Je vis depuis maintenant plusieurs mois, à temps partiel. Je travaille à temps partiel, étudie à temps partiel, ré-oriente ma carrière à temps partiel, suis mère et ménagère à temps partiel et il faut bien l’avouer, je ne peux qu’être femme et amoureuse à temps partiel aussi. Lorsqu’on les additionne, toutes ces parts forment bien plus qu’un tout. C’est pourquoi certains luxes de ma vie d’avant la maternité n’ont toujours pas repris leur place dans mes habitudes.

La visite chez le coiffeur. Quoiqu’elle n’était déjà pas très fréquente, la voilà maintenant complètement disparue.

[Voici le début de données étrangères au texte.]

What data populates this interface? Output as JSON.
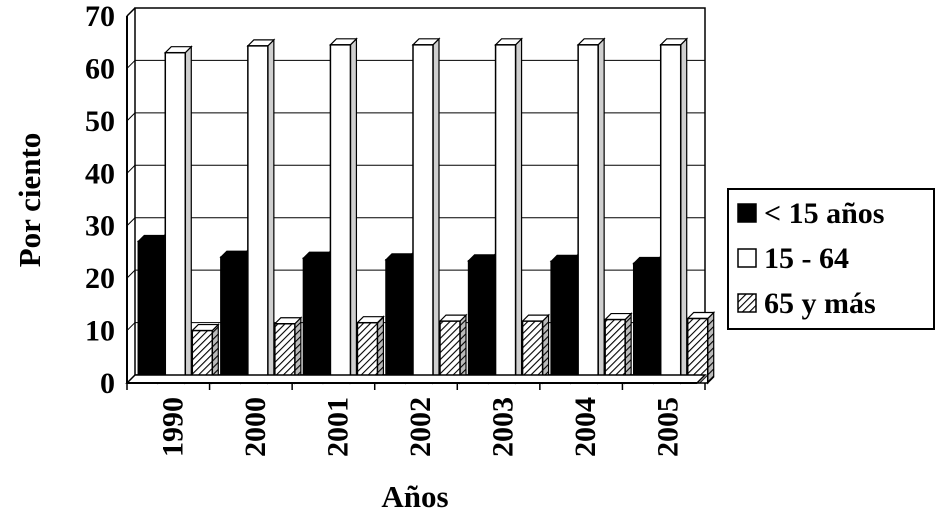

L’entretien de mes cheveux ne consiste qu’en quelques brefs coups de ciseaux dans le toupet certains matins avant de courir vers le métro. Le résultat n’est jamais bien impressionnant. Personne ne l’a d’ailleurs déjà remarqué. Ce geste me permet néanmoins de tirer le rideau sur mon regard fatigué et d’ainsi voir un peu plus clair. J’ai cependant trouvé, récemment, un endroit où l’on respecte mes horaires et mon porte-feuille de vie à temps partiel.

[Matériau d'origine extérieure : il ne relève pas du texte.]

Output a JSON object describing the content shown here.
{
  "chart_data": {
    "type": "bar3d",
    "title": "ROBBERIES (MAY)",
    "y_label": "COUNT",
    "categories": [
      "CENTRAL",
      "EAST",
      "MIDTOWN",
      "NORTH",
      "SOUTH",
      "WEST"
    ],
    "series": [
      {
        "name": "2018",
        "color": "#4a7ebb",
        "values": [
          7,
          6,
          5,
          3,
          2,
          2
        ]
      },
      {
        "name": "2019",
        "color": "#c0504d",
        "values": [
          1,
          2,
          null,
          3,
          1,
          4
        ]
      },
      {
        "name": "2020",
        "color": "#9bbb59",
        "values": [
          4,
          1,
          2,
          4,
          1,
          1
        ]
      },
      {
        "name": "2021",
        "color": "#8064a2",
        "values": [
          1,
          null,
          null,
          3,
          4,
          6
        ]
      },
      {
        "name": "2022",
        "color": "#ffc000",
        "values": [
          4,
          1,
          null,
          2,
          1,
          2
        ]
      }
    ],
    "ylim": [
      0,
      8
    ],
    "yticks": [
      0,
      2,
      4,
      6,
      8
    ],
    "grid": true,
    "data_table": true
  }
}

Une façade qui se fond dans la masse de toutes celles qui l’entourent, sous les toits crasseux de la plaza St-Hubert. J’ai toutefois osé y entrer suite aux conseils de ma belle-sœur et de sa magnifique chevelure. Il faisait presque plus froid à l’intérieur que sur le trottoir, mais évidemment, je n’ai pu garder mon manteau pour l’exercice. Pas de rendez-vous. Je m’assois donc sur une vieille chaise. Une dame âgée se fait faire sa coiffure hebdomadaire. Je suis la suivante. Pendant l’attente, une autre dame s’installe à côté de moi. Mon tour arrive. La coiffeuse ne parle pas très bien le français, elle me pointe la photo d’une femme sur le mur et me regarde d’un air inquisiteur. Il n’y a que 9 photos dans toute la pièce et celle-là est définitivement la moins pire alors je lui fais signe qu’on se lance.

15 minutes après mon arrivée et 7$ plus tard, je quitte l’endroit avec une tête parfaitement présentable. La ligne d’attente s’est légèrement allongée d’une série de têtes blanches et permanentées. Je remercie du regard et de la main ma nouvelle coiffeuse.

On trouve de tout, sous les toits de la Plaza !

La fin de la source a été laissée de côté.